Brahma Sutras (Ramanuja)

by George Thibaut | 1904 | 275,953 words | ISBN-10: 8120801350 | ISBN-13: 9788120801356

The English translation of the Brahma Sutras (also, Vedanta Sutras) with commentary by Ramanuja (known as the Sri Bhasya). The Brahmasutra expounds the essential philosophy of the Upanishads which, primarily revolving around the knowledge of Brahman and Atman, represents the foundation of Vedanta.
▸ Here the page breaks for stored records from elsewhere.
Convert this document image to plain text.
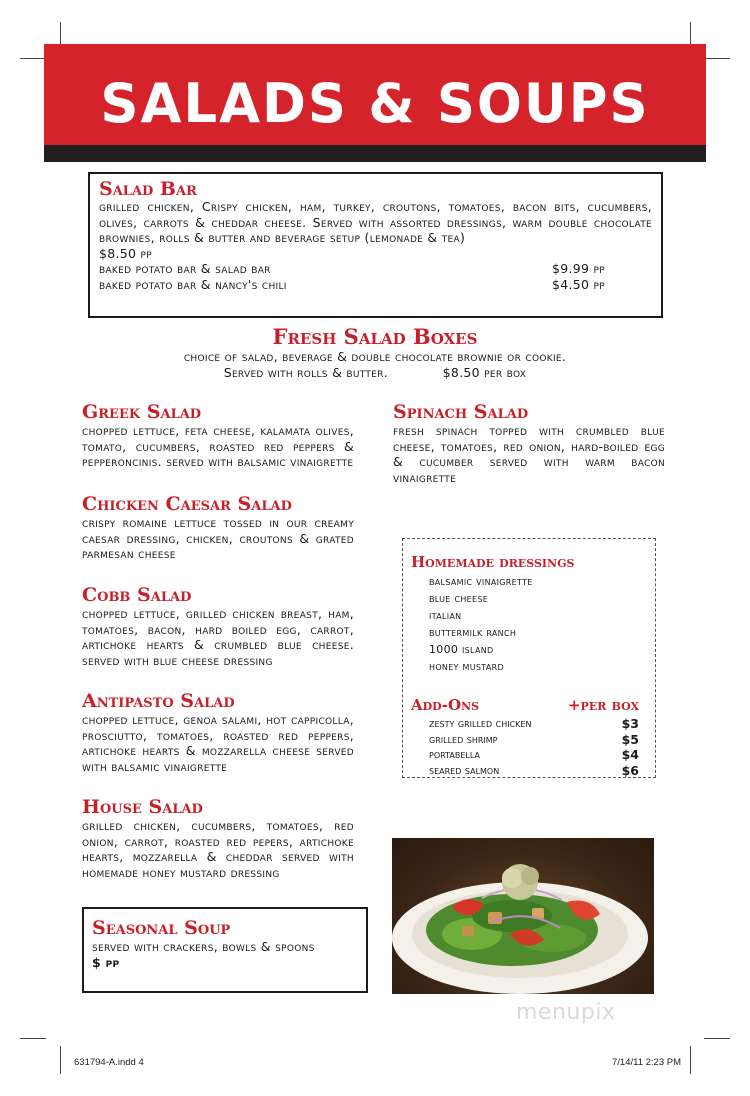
SALADS & SOUPS
Salad Bar
grilled chicken, Crispy chicken, ham, turkey, croutons, tomatoes, bacon bits, cucumbers, olives, carrots & cheddar cheese. Served with assorted dressings, warm double chocolate brownies, rolls & butter and beverage setup (lemonade & tea)
$8.50 pp
baked potato bar & salad bar	$9.99 pp
baked potato bar & nancy's chili	$4.50 pp
Fresh Salad Boxes
choice of salad, beverage & double chocolate brownie or cookie.
Served with rolls & butter.	$8.50 per box
Greek Salad
chopped lettuce, feta cheese, kalamata olives, tomato, cucumbers, roasted red peppers & pepperoncinis. served with balsamic vinaigrette
Chicken Caesar Salad
crispy romaine lettuce tossed in our creamy caesar dressing, chicken, croutons & grated parmesan cheese
Cobb Salad
chopped lettuce, grilled chicken breast, ham, tomatoes, bacon, hard boiled egg, carrot, artichoke hearts & crumbled blue cheese. served with blue cheese dressing
Antipasto Salad
chopped lettuce, genoa salami, hot cappicolla, prosciutto, tomatoes, roasted red peppers, artichoke hearts & mozzarella cheese served with balsamic vinaigrette
House Salad
grilled chicken, cucumbers, tomatoes, red onion, carrot, roasted red pepers, artichoke hearts, mozzarella & cheddar served with homemade honey mustard dressing
Spinach Salad
fresh spinach topped with crumbled blue cheese, tomatoes, red onion, hard-boiled egg & cucumber served with warm bacon vinaigrette
Homemade dressings
balsamic vinaigrette
blue cheese
italian
buttermilk ranch
1000 island
honey mustard
Add-Ons	+per box
zesty grilled chicken	$3
grilled shrimp	$5
portabella	$4
seared salmon	$6
Seasonal Soup
served with crackers, bowls & spoons
$ pp
menupix
631794-A.indd 4	7/14/11 2:23 PM
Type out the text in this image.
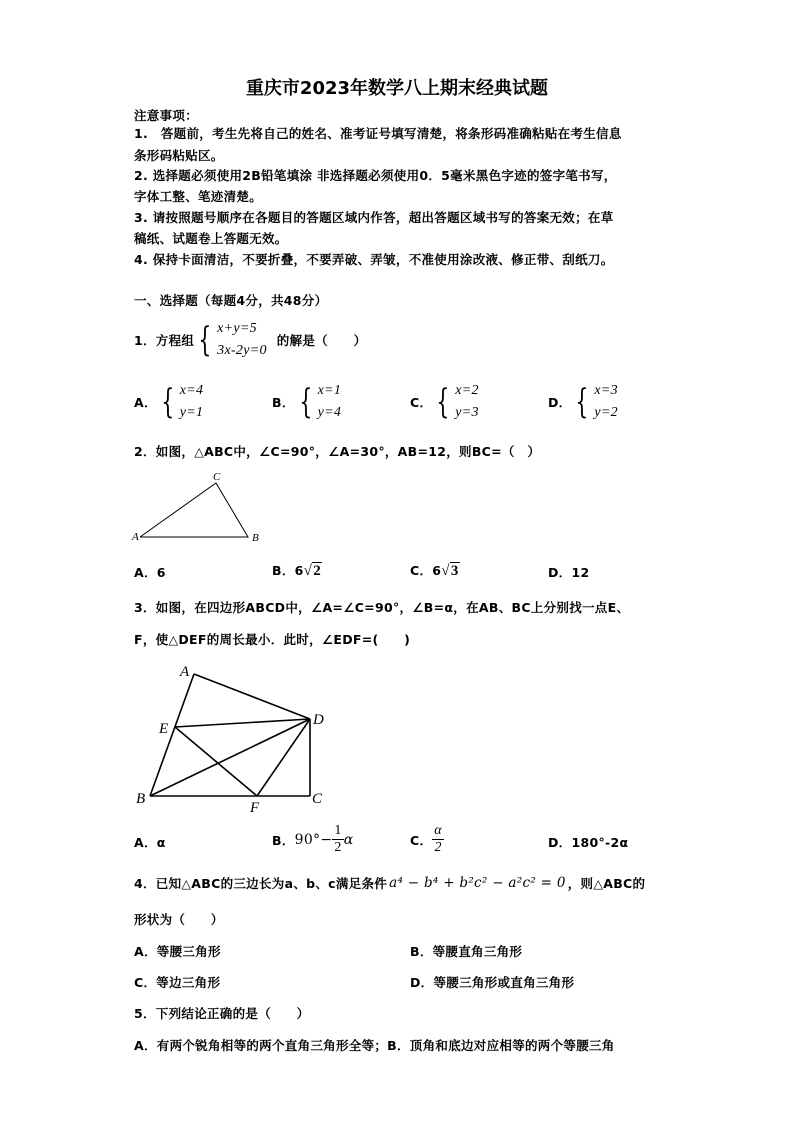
重庆市2023年数学八上期末经典试题
注意事项：
1.　答题前，考生先将自己的姓名、准考证号填写清楚，将条形码准确粘贴在考生信息
条形码粘贴区。
2. 选择题必须使用2B铅笔填涂 非选择题必须使用0．5毫米黑色字迹的签字笔书写，
字体工整、笔迹清楚。
3. 请按照题号顺序在各题目的答题区域内作答，超出答题区域书写的答案无效；在草
稿纸、试题卷上答题无效。
4. 保持卡面清洁，不要折叠，不要弄破、弄皱，不准使用涂改液、修正带、刮纸刀。
一、选择题（每题4分，共48分）
1．方程组 { x+y=5
3x-2y=0
的解是（　　）
A． { x=4
y=1
B． { x=1
y=4
C． { x=2
y=3
D． { x=3
y=2
2．如图，△ABC中，∠C=90°，∠A=30°，AB=12，则BC=（　）
A
C
B
A．6	B．6√2	C．6√3	D．12
3．如图，在四边形ABCD中，∠A=∠C=90°，∠B=α，在AB、BC上分别找一点E、
F，使△DEF的周长最小．此时，∠EDF=(　　)
A
E
D
B
F
C
A．α	B． $90^\circ- \frac{1}{2}$ α	C． $\frac{\alpha}{2}$	D．180°-2α
4．已知△ABC的三边长为a、b、c满足条件 a⁴ − b⁴ + b²c² − a²c² = 0 ，则△ABC的
形状为（　　）
A．等腰三角形	B．等腰直角三角形
C．等边三角形	D．等腰三角形或直角三角形
5．下列结论正确的是（　　）
A．有两个锐角相等的两个直角三角形全等；B．顶角和底边对应相等的两个等腰三角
Ramanjua’s interpretation of these sutras from a V...

29. Prāṇa is Brahman, on account of connexion.

We read in the Pratardana-vidyā in the Kaushītaki-brāhmaṇa that 'Pratardana, the son of Divodāsa, came, by fighting and strength, to the beloved abode of Indra.' Being asked by Indra to choose a boon he requests the God to bestow on him that boon which he himself considers most beneficial to man; whereupon Indra says, 'I am prāṇa (breath), the intelligent Self, meditate on me as Life, as Immortality.' Here the doubt arises whether the being called Prāṇa and Indra, and designating itself as the object of a meditation most beneficial to man, is an individual soul, or the highest Self.—An individual soul, the Pūrvapakshin maintains. For, he says, the word 'Indra' is known to denote an individual God, and the word 'Prāṇa,' which stands in grammatical co-ordination with Indra, also applies to individual souls. This individual being, called Indra, instructs Pratardana that meditation on himself is most beneficial to man. But what is most beneficial to man is only the means to attain immortality, and such a means is found in meditation on the causal principle of the world, as we know from the text, 'For him there is delay only so long as he is not delivered; then he will be perfect' (Ch. Up. VI, 14, 2). We hence conclude that Indra, who is known as an individual soul, is the causal principle, Brahman.

This view is rejected by the Sūtra. The being called Indra and Prāṇa is not a mere individual soul, but the highest Brahman, which is other than all individual souls. For on this supposition only it is appropriate that the being introduced as Indra and Prāṇa should, in the way of grammatical co-ordination, be connected with such terms as 'blessed,' 'non-ageing,' 'immortal.' ('That Prāṇa indeed is the intelligent Self, blessed, non-ageing, immortal,' Kau. Up. III, 9.)